Aug 14, 2023, 5 tweets

Sarah Biffen (1784 – 2 October 1850), also known as Sarah Biffin, Sarah Beffin, or by her married name Mrs E. M. Wright, was a Victorian English painter born with no arms and only vestigial legs. She was 94 cm (37 in) tall. She was born in 1784 in Somerset.

Despite her disability she learned to read and write, and to paint using her mouth. She was apprenticed to a man named Dukes, who exhibited her as an attraction throughout England. In the St. Bartholomew's Fair of 1808, she came to the attention of George Douglas,

the Earl of Morton, who went on to sponsor her to receive lessons from a Royal Academy of Arts painter, William Craig. The Society of Arts awarded her a medal in 1821 for a historical miniature and the Royal Academy accepted her paintings.

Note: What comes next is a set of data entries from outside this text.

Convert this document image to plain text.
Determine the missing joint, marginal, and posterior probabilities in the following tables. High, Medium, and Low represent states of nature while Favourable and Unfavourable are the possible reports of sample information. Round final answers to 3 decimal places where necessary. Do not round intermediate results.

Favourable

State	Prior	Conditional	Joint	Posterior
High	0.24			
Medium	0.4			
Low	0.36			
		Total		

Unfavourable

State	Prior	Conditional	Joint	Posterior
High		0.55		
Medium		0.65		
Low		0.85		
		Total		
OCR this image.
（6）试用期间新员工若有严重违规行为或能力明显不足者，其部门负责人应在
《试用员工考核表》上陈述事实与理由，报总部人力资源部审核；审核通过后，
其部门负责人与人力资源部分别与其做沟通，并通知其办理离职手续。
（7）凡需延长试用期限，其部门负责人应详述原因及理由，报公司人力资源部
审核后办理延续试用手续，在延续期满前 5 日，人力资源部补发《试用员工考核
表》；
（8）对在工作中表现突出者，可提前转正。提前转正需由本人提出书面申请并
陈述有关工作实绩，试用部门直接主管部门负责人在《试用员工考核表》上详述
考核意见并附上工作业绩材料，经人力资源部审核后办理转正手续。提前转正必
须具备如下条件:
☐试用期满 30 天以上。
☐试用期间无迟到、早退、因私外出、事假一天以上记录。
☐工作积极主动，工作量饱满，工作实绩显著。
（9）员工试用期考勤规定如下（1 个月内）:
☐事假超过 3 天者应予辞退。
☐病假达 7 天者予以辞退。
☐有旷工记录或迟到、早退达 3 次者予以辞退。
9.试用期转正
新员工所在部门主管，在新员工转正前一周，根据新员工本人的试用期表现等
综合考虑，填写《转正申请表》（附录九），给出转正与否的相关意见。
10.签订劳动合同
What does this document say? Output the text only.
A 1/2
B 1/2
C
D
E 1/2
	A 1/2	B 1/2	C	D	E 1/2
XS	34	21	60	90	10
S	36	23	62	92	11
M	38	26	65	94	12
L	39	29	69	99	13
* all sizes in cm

The Royal Family commissioned her to paint miniature portraits of them. When the Earl of Morton died in 1827, Biffen was left without a noble sponsor and she ran into financial trouble. Queen Victoria awarded her a Civil List pension and she retired to a private life in Liverpool

Some years later, she married and 12 years later tried to renew her success with the name Mrs. Wright but this was not successful. She died on 2 October 1850 at the age of 66.